In this context, the Chinese government will be focused on insuring that the pandemic does not impair previous efforts made to rebalance the economy. As per former World Bank chief economist, Justin Yifu Lin, whose advice is well-sought in Beijing:
As long as it maintains 3 to 4 per cent growth next year, the goals of doubling its 2010 GDP and per capita GDP will be achieved by 2021. In this once-in-a-century global pandemic and economic recession, it is entirely understandable and reasonable to postpone a target set 10 years ago by one year.https://www.eastasiaforum.org/2020/05/17/growth-interrupted-covid-19-and-chinas-2020-economic-outlook/
Riders in the storm: avoiding a financial crisis and hedging social risks
The risk of a financial crisis unfolding in China has been for many years a key focus of analysts and policymakers. Macroprudential policies implemented from 2015 have sought to counter this risk by reducing macro-leverage in the economy which remains high as total social financing represents more than 200% of GDP. The idea that the government must replace some of the private and off-budget financial leverage by public debt has been floating around for years. The situation is now ripe for such a transition which will see the central government play a more prominent role in the social sphere. Inevitably, there will be some questions raised about the macro sustainability of this shift from mercantilism to keynesianism. A growing public deficit could translate into a current account deficit, as per the theory of twin deficits, which will eventually have to be financed by enhancing the international status of the renminbi and by accelerating the transition to price-based macroeconomic policies, as opposed to the quantity-based policies of the past. But these are questions that warrant further analysis.

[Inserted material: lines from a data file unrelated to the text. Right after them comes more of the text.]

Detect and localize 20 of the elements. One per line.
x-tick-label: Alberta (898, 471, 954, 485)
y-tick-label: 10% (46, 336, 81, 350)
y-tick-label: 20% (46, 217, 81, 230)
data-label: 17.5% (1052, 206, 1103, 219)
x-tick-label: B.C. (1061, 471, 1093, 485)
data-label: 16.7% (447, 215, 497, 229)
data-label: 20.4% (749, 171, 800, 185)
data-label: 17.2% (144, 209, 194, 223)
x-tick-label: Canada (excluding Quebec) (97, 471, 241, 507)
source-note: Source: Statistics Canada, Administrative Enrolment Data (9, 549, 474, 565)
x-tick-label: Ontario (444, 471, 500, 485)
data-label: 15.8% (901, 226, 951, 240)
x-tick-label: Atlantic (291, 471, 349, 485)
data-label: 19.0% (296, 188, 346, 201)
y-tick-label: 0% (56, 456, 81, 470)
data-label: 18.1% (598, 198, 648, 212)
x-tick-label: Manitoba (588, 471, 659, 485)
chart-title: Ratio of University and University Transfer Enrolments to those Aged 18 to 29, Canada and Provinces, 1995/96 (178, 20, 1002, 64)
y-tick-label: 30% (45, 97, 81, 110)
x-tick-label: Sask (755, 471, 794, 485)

For the time being, the main focus for observers of the Chinese economy should not be on the overall size of the stimulus package but on the nitty gritty details pertaining to the allocation of government-backed funds across sectors and geographies. In the context of an intensifying trade and technological global war, a significant part of the effort could be geared toward insuring that productivity gains will be preserved in the post-Covid era by investing in Industry 4.0 and other high tech ventures. Another pressing issue is the need to reduce social inequalities – a subject that has been taboo for years if not decades in the wake of China’s long transition to a market based economy – by supporting the build-up of an ambitious and comprehensive social safety net, targeting the rural population and migrant workers. This is a critical requirement in order to increase social cohesion and to preserve political stability in the years to come.